Hari berikutnya, saat saya memposting tulisan kedua berjudul: “Belajar Peduli Kepada Sesama” dia hadir lagi. Kali ini dengan komentar yang masih tetap memberikan motivasi untuk terus menulis: “Dikumpulke Mas, nek wis genep 100 kirim emailke, diterbitke” (Dikumpulkan Mas, kalau sudah genap 100 kirim ke emailku, diterbitkan). Terbayang dalam pikiran saya butuh waktu 100 hari jika sehari sebuah tulisan, lalu saya jawab: “Butuh 100 dina ki” (Perlu waktu 100 hari ini). Dia pun membalasnya dengan tidak kurang nuansa motivasinya: “100 dina ki enteng” (100 hari itu ringan). Sampai di sini pikiran saya tetap masih saya fokuskan untuk dapat konsisten dulu bisa menulis sehari satu tulisan.
Semalam sesaat saya memposting tulisan keempat dalam serial “Menjadi “GOBLOK” dalam Kesibukan”, dia pun kembali hadir melalui komentarnya. Tak kalah membakar komentarnya kali ini: “Ndang digawe serial goblok sedino papat, bar bodo tak terbitke” (Segera dibuat serial goblok sehari empat, habis lebaran saya terbitkan). Ingin rasanya sebenarnya mengikuti motivasi tersebut. Tetapi saya masih terus meyakinkan diri untuk bisa konsisten dulu menulis sehari satu tulisan, maka saya membalasnya: “Sedina siji wae ben ‘mateng’ alami” (Sehari satu saja biar prosesnya berjalan alami).

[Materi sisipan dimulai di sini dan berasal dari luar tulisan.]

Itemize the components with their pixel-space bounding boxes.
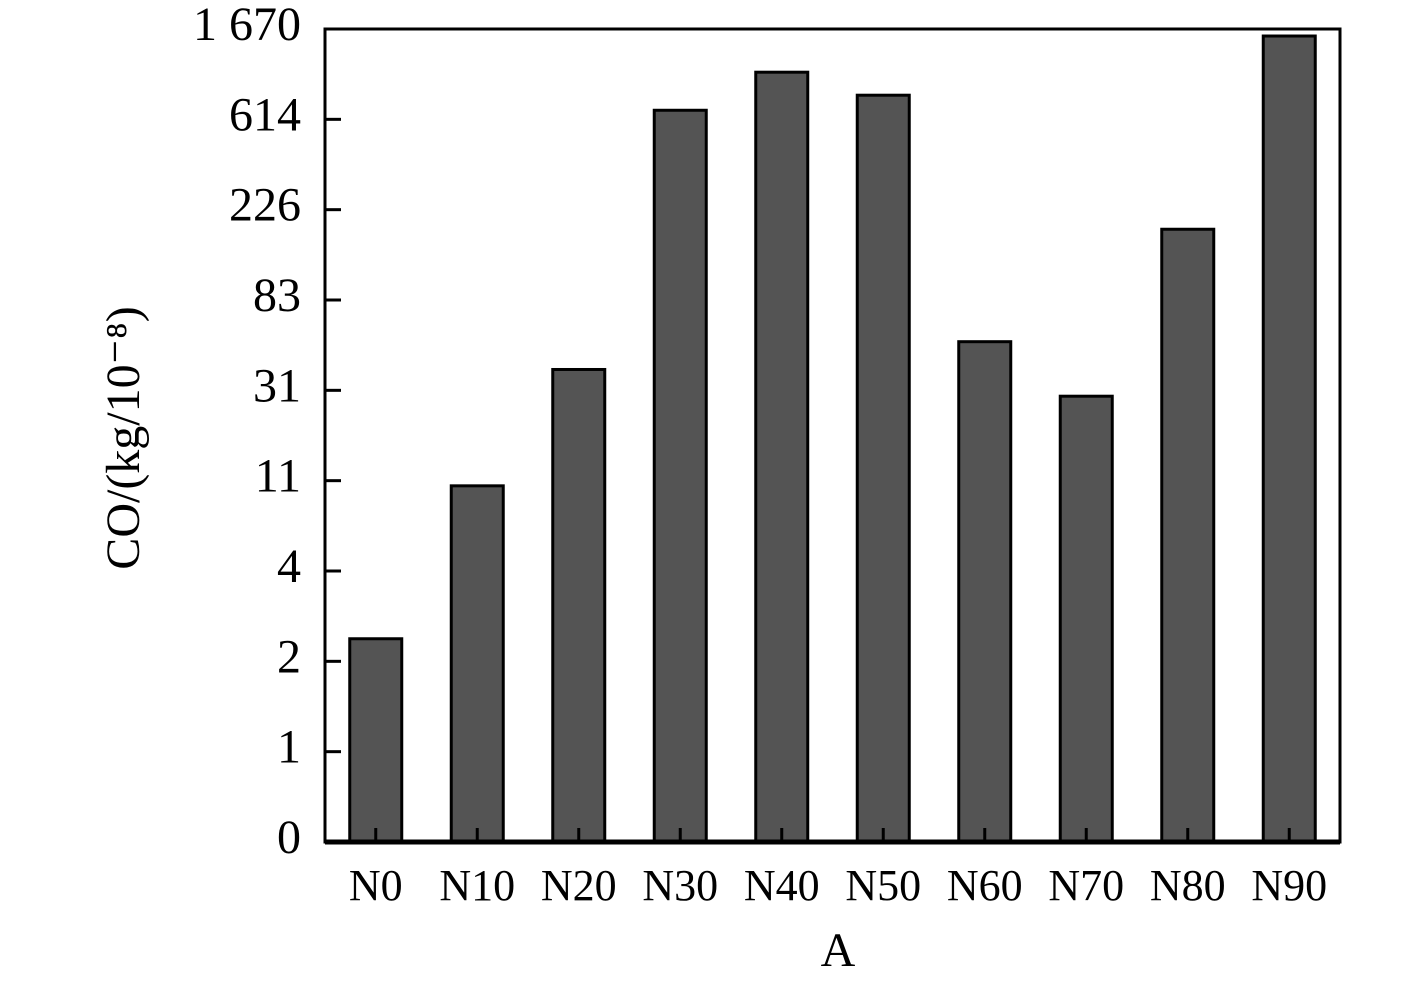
y-tick-label: 31 [253, 359, 301, 412]
x-tick-label: N10 [439, 861, 515, 910]
x-tick-label: N50 [845, 861, 921, 910]
bar [449, 484, 505, 844]
x-tick-label: N70 [1048, 861, 1124, 910]
x-tick-label: N0 [349, 861, 403, 910]
x-tick-label: N80 [1150, 861, 1226, 910]
bar [1261, 34, 1317, 844]
bar [957, 340, 1013, 844]
y-axis-label: CO/(kg/10⁻⁸) [97, 306, 150, 569]
bar [754, 70, 810, 844]
y-tick-label: 0 [277, 811, 301, 864]
y-tick-label: 2 [277, 630, 301, 683]
x-axis-label: A [821, 924, 856, 977]
x-tick-label: N60 [947, 861, 1023, 910]
y-tick-label: 4 [277, 540, 301, 593]
bar [348, 637, 404, 844]
bar [1160, 227, 1216, 844]
bar [652, 108, 708, 844]
x-tick-label: N30 [642, 861, 718, 910]
bar [1058, 394, 1114, 844]
x-tick-label: N20 [541, 861, 617, 910]
bar [551, 367, 607, 844]
y-tick-label: 83 [253, 269, 301, 322]
y-tick-label: 614 [229, 88, 301, 141]
y-tick-label: 1 [277, 721, 301, 774]
bar [855, 93, 911, 844]
x-tick-label: N90 [1251, 861, 1327, 910]
x-tick-label: N40 [744, 861, 820, 910]
y-tick-label: 226 [229, 179, 301, 232]
y-tick-label: 1 670 [193, 0, 301, 51]
y-tick-label: 11 [255, 450, 301, 503]
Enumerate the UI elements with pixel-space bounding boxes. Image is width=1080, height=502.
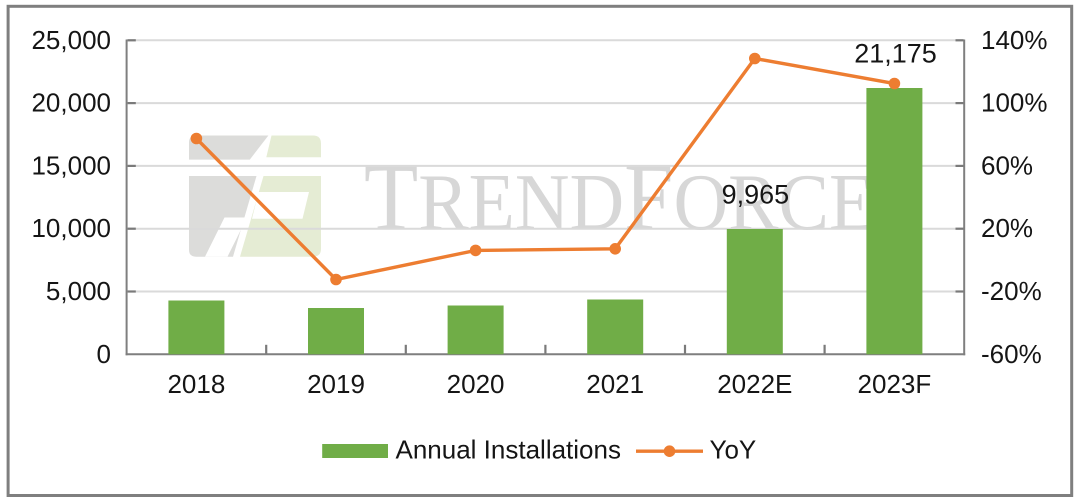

Keharidan Edhie, teman SMA melalui komentar-komentarnya yang membakar motivasi menjadi salah satu jawaban atas keraguan saya dalam belajar. Ya ... jawaban yang menguatkan atas hasil refleksi diri saya yang saya tuangkan dalam tulisan pertama (tidak dipublikasikan umum), sebagai tagihan tugas pelatihan menulis daring SPK. Saya beri judul “Mengikat Ilmu dan Pengalaman”, yang oleh Sang Master diberikan komentar: “Saya pribadi mendapati tulisan Pak Yuliyanto sudah enak mengalir dan tertata. Namun, sebagaimana yang Pak Yulianto akui, masih perlu teman pendamping yang membantu merealisasikan keinginan untuk menulis sesuatu”.